| The purpose of extraction and drying is to obtain samples that are free of hydrocarbons, water and soluble salts that are suitable for further analysis. To select the appropriate extraction and drying technique that matches the sample mineralogy and study objectives, we use hot shot XRD/SEM which gives us valuable information on the sample mineralogy within a short timeframe. |
 Water, oil and salts are extracted from plugs using a soxhlet apparatus and organic solvents. The choice of organic solvent(s) depends on the material to be extracted. Organic solvents such as toluene, methanol or an azeotropic mixture of chloroform, methanol and water are available.
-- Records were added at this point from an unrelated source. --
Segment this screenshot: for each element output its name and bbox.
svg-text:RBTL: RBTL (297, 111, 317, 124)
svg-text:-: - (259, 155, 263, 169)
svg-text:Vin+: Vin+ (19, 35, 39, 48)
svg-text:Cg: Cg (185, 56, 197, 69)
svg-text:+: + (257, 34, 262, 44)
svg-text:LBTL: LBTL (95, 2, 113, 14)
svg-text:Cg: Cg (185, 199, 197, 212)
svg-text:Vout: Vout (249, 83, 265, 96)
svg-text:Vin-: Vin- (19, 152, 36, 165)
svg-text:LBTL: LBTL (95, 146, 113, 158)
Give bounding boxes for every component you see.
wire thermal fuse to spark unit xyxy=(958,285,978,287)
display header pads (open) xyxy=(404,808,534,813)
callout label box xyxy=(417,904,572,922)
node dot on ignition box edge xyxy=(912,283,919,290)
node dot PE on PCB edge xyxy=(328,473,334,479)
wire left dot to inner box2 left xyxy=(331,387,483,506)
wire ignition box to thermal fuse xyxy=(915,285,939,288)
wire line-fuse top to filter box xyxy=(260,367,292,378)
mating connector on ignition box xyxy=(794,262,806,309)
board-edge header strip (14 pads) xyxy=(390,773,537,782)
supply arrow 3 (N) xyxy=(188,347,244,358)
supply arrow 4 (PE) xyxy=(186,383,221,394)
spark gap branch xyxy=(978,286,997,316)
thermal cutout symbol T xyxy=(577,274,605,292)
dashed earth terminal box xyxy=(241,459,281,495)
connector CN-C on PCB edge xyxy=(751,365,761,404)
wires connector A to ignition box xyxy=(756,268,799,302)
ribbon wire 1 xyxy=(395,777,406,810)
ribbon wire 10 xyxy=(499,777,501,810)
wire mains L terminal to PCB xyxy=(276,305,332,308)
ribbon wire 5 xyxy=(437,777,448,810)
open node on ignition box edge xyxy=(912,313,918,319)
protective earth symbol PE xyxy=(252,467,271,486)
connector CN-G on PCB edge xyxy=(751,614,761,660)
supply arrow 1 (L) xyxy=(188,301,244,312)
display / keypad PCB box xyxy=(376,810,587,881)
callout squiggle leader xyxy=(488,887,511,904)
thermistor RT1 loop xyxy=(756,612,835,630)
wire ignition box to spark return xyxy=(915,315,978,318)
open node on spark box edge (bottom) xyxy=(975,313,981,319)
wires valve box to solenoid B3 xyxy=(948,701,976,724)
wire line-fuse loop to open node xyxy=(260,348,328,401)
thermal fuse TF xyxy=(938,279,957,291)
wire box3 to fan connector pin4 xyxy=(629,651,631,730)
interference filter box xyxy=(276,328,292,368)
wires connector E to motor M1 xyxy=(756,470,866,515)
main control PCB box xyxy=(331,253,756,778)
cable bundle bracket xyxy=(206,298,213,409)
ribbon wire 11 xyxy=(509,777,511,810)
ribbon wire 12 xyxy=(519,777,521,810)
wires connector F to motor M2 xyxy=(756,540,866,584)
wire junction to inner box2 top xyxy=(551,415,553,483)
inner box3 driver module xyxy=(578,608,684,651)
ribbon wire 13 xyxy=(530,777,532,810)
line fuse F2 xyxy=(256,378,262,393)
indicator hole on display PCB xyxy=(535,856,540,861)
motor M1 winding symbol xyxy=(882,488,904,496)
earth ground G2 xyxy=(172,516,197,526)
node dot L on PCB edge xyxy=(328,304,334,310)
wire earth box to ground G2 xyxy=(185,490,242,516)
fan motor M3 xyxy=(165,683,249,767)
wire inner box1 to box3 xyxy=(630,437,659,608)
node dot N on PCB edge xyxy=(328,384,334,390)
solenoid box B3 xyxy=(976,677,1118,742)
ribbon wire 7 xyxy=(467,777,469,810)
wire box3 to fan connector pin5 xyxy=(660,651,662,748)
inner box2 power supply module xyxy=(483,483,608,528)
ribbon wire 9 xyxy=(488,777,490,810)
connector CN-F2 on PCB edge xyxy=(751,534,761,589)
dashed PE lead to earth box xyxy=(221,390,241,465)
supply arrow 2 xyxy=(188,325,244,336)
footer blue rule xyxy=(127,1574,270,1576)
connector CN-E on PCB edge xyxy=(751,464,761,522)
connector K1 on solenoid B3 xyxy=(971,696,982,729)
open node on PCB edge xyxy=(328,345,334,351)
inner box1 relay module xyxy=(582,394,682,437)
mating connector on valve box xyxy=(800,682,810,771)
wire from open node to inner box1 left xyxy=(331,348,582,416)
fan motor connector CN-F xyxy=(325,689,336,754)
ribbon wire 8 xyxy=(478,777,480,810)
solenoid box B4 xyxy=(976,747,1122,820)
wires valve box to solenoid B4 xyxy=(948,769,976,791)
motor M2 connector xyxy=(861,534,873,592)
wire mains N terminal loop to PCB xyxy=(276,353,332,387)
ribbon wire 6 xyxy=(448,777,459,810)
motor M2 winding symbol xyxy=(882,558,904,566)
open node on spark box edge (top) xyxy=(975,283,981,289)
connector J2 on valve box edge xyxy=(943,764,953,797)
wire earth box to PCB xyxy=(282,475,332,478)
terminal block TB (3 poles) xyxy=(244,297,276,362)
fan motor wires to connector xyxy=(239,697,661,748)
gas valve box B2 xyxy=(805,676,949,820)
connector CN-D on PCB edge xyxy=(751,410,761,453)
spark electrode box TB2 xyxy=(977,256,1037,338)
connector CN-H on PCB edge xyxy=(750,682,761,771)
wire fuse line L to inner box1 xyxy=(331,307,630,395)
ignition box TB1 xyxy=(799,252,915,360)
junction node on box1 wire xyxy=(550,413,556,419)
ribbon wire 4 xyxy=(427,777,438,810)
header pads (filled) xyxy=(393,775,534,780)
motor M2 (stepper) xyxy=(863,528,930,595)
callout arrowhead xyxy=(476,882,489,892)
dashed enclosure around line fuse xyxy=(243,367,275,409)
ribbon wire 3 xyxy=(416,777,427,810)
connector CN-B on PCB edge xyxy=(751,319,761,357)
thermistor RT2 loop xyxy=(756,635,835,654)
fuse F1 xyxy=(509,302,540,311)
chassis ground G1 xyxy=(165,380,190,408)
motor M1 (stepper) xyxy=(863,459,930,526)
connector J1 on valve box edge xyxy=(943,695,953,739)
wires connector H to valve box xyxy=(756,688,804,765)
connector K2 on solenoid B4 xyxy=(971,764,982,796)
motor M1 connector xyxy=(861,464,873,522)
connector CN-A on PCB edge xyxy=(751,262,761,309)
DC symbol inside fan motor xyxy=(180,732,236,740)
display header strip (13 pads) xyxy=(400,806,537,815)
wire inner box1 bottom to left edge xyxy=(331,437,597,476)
The duration of soxhlet extractions of plugs can vary from several days (for coarse grained or porous materials) to weeks (for fine grained or dense materials). Completion of the extraction is determined by checking the cleaning liquid for salt content and by ultraviolet fluorescence scanning of the plugs. |
| This is a gentle and fast method for the removal of hydrocarbons (heavy, waxy or asphaltic crudes) and formation water salts from core plugs. Cylindrical core samples are individually loaded into core holders. Series of miscible solvents are then flowed through the samples. Low flow rates, not exceeding realistic reservoir conditions, are used to prevent sample damage through clay migration. From the measured flow rate and the pressure differential an estimation of the liquid permeability of a sample can be derived in an early stage of the core analysis project. |
| After soxhlet extraction, samples are dried to constant weight. Most commonly a hot oven is used for samples that are free of sensitive clays. A humidity-controlled oven is commonly used for samples containing gypsum, clay and/or shales. |
| When minerals are present that are sensitive to fluid phase changes (e.g. illite), critical point drying can be considered. Normal drying techniques create a large surface tension across the gas-liquid interfaces, which can cause fibrous illites to deform and hence alter the permeability of the rock. Critical-point drying will prevent the collapse of illites because the illite will never be exposed to high gas-liquid surface tensions. |